Out of curiosity, do you like ads? I assume you don't.. so how would you react if Apple followed Google and prohibited ad blocking apps + removed that capability from web browsers?
I'd not be able to put up with that, but more importantly, I'd not want to be in the position where I can't even protest anything because there's no alternative to switch to..
It's a nice idea, but I wouldn't design any system on the assumption that a TPM needs to stay secure for the system to be safe. There's been so many exploits. We can consider the iphone as an R & D platform for doing blackbox computations. In that nothing is allowed to run that Apple doesn't want. Protecting that is apples bread and butter and they care about it enough to value critical exploits in the millions. Yet people still find them all the time. I feel like if a company that invests millions in the concept can't make it secure then the concept probably isn't that great.
The iPhone is actually working really well. There has never been a widespread malware attack on the iphone. Only highly targeted attacks on individuals. And Apple even has an answer for this as well with Lockdown mode which renders all of those previous exploits impossible.
There's also Memory Integrity Enforcement on the iPhone 17 chips which makes all memory exploits detectable by the OS so it can trigger a reboot and report the bug to Apple.

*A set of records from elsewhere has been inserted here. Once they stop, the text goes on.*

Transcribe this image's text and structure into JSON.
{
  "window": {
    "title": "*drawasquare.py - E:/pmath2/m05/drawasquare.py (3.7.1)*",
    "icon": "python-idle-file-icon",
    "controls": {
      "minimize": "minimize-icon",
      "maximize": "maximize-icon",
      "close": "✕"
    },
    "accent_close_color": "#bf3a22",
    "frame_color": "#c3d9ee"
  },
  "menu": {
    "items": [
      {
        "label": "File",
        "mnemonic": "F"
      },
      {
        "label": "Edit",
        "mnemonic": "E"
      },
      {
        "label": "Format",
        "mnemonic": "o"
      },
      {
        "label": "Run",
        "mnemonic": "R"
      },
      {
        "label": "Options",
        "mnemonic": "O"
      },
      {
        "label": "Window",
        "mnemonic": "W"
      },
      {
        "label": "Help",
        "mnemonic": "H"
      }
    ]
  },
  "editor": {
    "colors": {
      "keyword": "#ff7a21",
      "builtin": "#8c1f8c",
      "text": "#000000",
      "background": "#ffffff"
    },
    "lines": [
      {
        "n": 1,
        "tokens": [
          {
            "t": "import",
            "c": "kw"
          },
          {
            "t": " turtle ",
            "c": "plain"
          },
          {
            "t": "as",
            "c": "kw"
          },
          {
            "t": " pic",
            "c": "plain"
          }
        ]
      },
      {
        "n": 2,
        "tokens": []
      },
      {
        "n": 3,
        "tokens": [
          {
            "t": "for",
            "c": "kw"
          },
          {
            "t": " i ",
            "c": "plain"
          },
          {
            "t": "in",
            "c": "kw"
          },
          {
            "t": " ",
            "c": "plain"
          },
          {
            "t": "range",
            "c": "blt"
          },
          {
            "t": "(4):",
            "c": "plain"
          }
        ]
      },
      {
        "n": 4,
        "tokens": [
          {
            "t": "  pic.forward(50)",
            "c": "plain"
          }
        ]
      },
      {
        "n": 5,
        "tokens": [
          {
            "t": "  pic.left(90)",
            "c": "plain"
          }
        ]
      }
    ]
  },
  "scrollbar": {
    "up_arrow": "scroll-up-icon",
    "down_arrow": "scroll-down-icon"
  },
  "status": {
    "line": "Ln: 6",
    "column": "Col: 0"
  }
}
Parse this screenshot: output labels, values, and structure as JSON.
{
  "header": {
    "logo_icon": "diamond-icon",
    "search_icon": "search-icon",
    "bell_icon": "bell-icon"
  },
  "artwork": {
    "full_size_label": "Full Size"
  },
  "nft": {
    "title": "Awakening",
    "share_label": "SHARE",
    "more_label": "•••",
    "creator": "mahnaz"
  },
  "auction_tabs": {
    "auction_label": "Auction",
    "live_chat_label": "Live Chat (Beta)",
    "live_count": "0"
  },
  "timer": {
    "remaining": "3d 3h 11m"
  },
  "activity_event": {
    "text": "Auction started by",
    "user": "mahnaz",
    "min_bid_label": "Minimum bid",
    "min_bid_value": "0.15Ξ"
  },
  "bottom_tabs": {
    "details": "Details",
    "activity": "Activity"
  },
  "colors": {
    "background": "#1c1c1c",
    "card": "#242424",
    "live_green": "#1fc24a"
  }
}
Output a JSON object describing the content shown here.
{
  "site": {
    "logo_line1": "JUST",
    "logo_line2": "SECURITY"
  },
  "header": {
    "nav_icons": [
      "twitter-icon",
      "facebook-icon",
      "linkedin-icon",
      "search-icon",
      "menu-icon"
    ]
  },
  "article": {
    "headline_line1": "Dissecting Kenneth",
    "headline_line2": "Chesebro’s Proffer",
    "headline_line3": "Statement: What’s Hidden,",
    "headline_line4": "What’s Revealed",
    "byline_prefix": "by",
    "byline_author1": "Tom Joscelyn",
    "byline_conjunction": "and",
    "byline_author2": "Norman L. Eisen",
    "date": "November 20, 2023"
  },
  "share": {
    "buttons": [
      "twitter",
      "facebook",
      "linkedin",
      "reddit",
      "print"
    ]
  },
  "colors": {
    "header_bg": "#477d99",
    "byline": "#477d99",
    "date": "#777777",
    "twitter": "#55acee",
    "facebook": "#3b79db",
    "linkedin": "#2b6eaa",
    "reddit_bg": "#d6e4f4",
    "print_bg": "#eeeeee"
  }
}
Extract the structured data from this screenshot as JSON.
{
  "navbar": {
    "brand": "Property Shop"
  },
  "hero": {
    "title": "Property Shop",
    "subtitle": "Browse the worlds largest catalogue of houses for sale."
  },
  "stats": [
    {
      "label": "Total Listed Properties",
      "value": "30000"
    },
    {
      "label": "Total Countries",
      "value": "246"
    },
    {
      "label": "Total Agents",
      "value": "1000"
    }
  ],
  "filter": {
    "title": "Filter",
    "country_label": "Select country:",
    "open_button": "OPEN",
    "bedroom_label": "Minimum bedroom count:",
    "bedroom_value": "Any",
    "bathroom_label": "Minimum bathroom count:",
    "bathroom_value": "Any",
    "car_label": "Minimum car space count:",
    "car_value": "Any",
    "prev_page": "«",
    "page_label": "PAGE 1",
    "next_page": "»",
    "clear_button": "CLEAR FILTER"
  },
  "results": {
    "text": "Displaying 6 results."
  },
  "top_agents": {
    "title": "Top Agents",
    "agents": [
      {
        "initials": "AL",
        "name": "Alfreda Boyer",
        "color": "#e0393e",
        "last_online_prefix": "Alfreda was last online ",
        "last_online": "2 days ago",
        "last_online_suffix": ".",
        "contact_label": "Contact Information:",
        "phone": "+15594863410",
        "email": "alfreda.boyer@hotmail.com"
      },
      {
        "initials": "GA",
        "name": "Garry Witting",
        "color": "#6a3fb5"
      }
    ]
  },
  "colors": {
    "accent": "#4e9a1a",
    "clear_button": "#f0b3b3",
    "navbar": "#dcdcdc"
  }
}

And even when exploits are found, the boot chain attestation means rebooting your iphone always clears out any malware that made it past normal sandboxing. Particularly at risk individuals should enable lockdown mode and periodically reboot.
By that metric we should just pack it all up and call it a day on computing in general; because even despite literal trillions of dollars being spent on it, we still haven't found a way to make it secure.